1. Field of the Invention
The present invention relates to railway transport facilities, and more particularly, to a method of their speed control and to a device for effecting same.
2. Description of the Prior Art
To ensure optimal operation of a shunting yard (or a hump) it is necessary to be able to provide efficient control of the motion speed of said railway transport facilities (of wagons, open wagons, flat wagons, tank wagons etc.), as, for example, to decelerate, accelerate, stop or set in motion stationary transport vehicles.
Numerous methods and means known in the art are presently used to provide speed control of railway transport vehicles.
There is a well known method which is capable to provide deceleration of a railway transport vehicle by way of jamming its wheels between two beams accomodated along a rail, at both sides thereof.
In the described method, however, the actual speeds of transport vehicles, set in motion after being released from delay mechanisms, differ greatly. This phenomenon is due to the fact that the friction coefficient between the surfaces at the "wheel lateral faces/beam faces" is highly unstable because of lubricants, paint, sand, moisture, etc. getting onto said surfaces, as well as due to temperature changes and other factors. Moreover, this method cannot, in principle, be used for speeding up transport vehicles. Therefore, other methods and devices, to be used in shunting yards and to provide speed control (deceleration and acceleration) of transport vehicles, should be capable of employing force interaction present between one, at least, pressure element and a wheel of a transport vehicle, said interaction to be accomplished in the region of mechanical trajectory (motion path) of said wheel. (See, e.g. "Zheleznye Dorogi Mira" /World's Railways/ magazine, 1981, No. 9, pp. 17-18, 27.)

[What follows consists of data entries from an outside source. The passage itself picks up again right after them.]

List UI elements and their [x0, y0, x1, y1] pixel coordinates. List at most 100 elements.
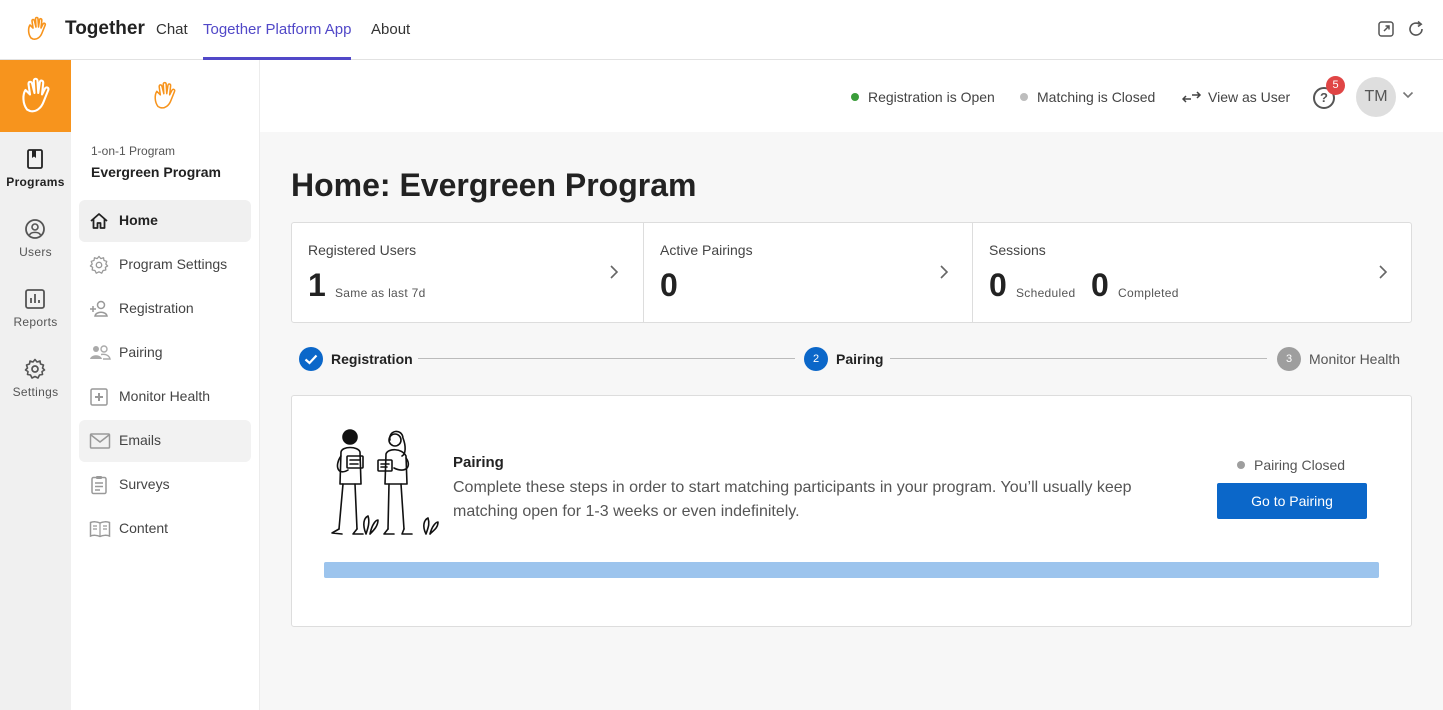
nav-label: Pairing [119, 344, 163, 360]
nav-item-pairing[interactable]: Pairing [79, 332, 251, 374]
stat-completed-value: 0 [1091, 267, 1109, 303]
rail-logo[interactable] [0, 60, 71, 132]
book-icon [27, 149, 43, 169]
nav-label: Surveys [119, 476, 170, 492]
registration-status-text: Registration is Open [868, 89, 995, 105]
stat-label: Registered Users [308, 242, 417, 258]
book-open-icon [89, 521, 111, 538]
stat-scheduled-label: Scheduled [1016, 286, 1076, 300]
nav-label: Content [119, 520, 169, 536]
stat-completed-label: Completed [1118, 286, 1179, 300]
nav-label: Program Settings [119, 256, 228, 272]
nav-item-home[interactable]: Home [79, 200, 251, 242]
nav-label: Emails [119, 432, 162, 448]
step-number: 3 [1277, 347, 1301, 371]
rail-label: Programs [6, 175, 65, 189]
program-name: Evergreen Program [91, 164, 221, 180]
notification-badge: 5 [1326, 76, 1345, 95]
chevron-right-icon [940, 265, 949, 279]
step-done-check-icon [299, 347, 323, 371]
stat-value: 0 [660, 267, 678, 303]
gear-icon [89, 255, 109, 274]
step-connector [890, 358, 1267, 359]
stat-label: Active Pairings [660, 242, 753, 258]
nav-label: Registration [119, 300, 194, 316]
stats-panel: Registered Users 1 Same as last 7d Activ… [291, 222, 1412, 323]
program-status-bar: Registration is Open Matching is Closed … [260, 60, 1443, 132]
stat-subtext: Same as last 7d [335, 286, 426, 300]
app-rail: Programs Users Reports Settings [0, 60, 71, 710]
status-dot-closed [1237, 461, 1245, 469]
status-dot-closed [1020, 93, 1028, 101]
step-number: 2 [804, 347, 828, 371]
pairing-progress-bar [324, 562, 1379, 578]
card-description: Complete these steps in order to start m… [453, 479, 1132, 520]
card-title: Pairing [453, 454, 504, 471]
plus-box-icon [90, 388, 108, 406]
nav-item-emails[interactable]: Emails [79, 420, 251, 462]
matching-status: Matching is Closed [1020, 89, 1155, 105]
stat-value: 1 [308, 267, 326, 303]
rail-label: Users [19, 245, 52, 259]
program-sidebar: 1-on-1 Program Evergreen Program Home Pr… [71, 60, 260, 710]
home-icon [90, 213, 108, 229]
nav-item-monitor-health[interactable]: Monitor Health [79, 376, 251, 418]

The essence of the above-mentioned method for speed control of railway transport facilities consists in that within the railway track section, chosen as a location for the above control to be effected, the lower flange regions of the outer wheel rim surfaces (being rear, as relative to the train set movement during acceleration, or front, in case of deceleration) are adapted to effect force action by their pressure elements (by rollers, rods, screw faces of conveyors), said elements being located on the way of wheel's motion, in other words, they should be placed ahead of a wheel or behind it. (See, for example, FRG Patent No. 1530302, Int. Cl..sup.3 B61 j3/06).
This method is advantageous in view of the fact that during its realization the force action produced by the pressure element is practically independent of the friction coefficient, and the value of said force effect can be precisely proportioned. This method is taken as a prototype.
It should be noted, however, that the force value acting on the wheel, in accordance with said method, has a strictly limited range which is dependent on the transport vehicle force component applied to the wheel concerned. If this range is exceeded, the result may be running of the wheel over the adjacent pressure element or derailment of the transport vehicle.
This happens to be an essential limitation of the above mentioned method since, for trouble-free operation of the system, the acting force value should correspond to the value of its vertical component. This vertical component should not exceed 17 kN, so as to include the possibility of interaction with "light axles" (i.e. with unloaded wagons) which sometimes makes it difficult, or even impossible, to deal with train sets composed of only a few (8 to 10) wagons.
A device, realizing the described method, is made as a carriage used for displacing railway wagons and other vehicles of rolling stock. Said device comprises two pairs of pressure rollers, capable of extending and retracting transversely to the railway line direction.
One of said pairs, while performing said extending or retracting motion, is disposed some distance ahead of the wheel, while the other is disposed the same distance behind the wheel, and both of them are found in the region of the wheel's motion path.
The pressure rollers can act upon the lower rear and upon the lower front part of the wheel flange, said area acted upon equalling one fourth of said flange. The device itself moves along additional rails laid parallel the existing railway lane and inside thereof, and said device being set in motion by a cable connected to a drive unit.
When a wagon, with its sheels between the extendable rollers, moves faster than said carriage does, the wheel flange starts pressing-down on the roller located ahead of the wheel. The potential energy accumulated by the wagon will become transmitted to the carriage via the roller, and further through the cable to the drive unit, which will absorb said energy. Accordingly, the wagon speed will be slowed down to that of the carriage.
If a wagon, with its wheels between the extendable rollers, moves slower than the carriage does, the pressure roller being located behind the wheel starts pressing down on the flange corresponding to the rear lower fourth of the wheel. In addition, the energy from the drive unit will be delivered to the wheel via the lower roller, carriage and cable, thus increasing the wagon speed to the level equalling the carriage speed.
The above-mentioned interaction between the pressure rollers and the wheel flange (both during deceleration and acceleration) is accompanied, however, with the emergence of a force component directed vertically upward. It is therefore required to impose a strict limitation on the force magnitude of such an interaction, since in cases when said vertical component exceeds the value of weight force applied to the corresponding wheel axle, one can expect separation of the wheel from the rail head with a possibility of subsequent derailment of the wagon. Thus, the possibility of raising the efficiency of such controlling actions is sufficiently diminished.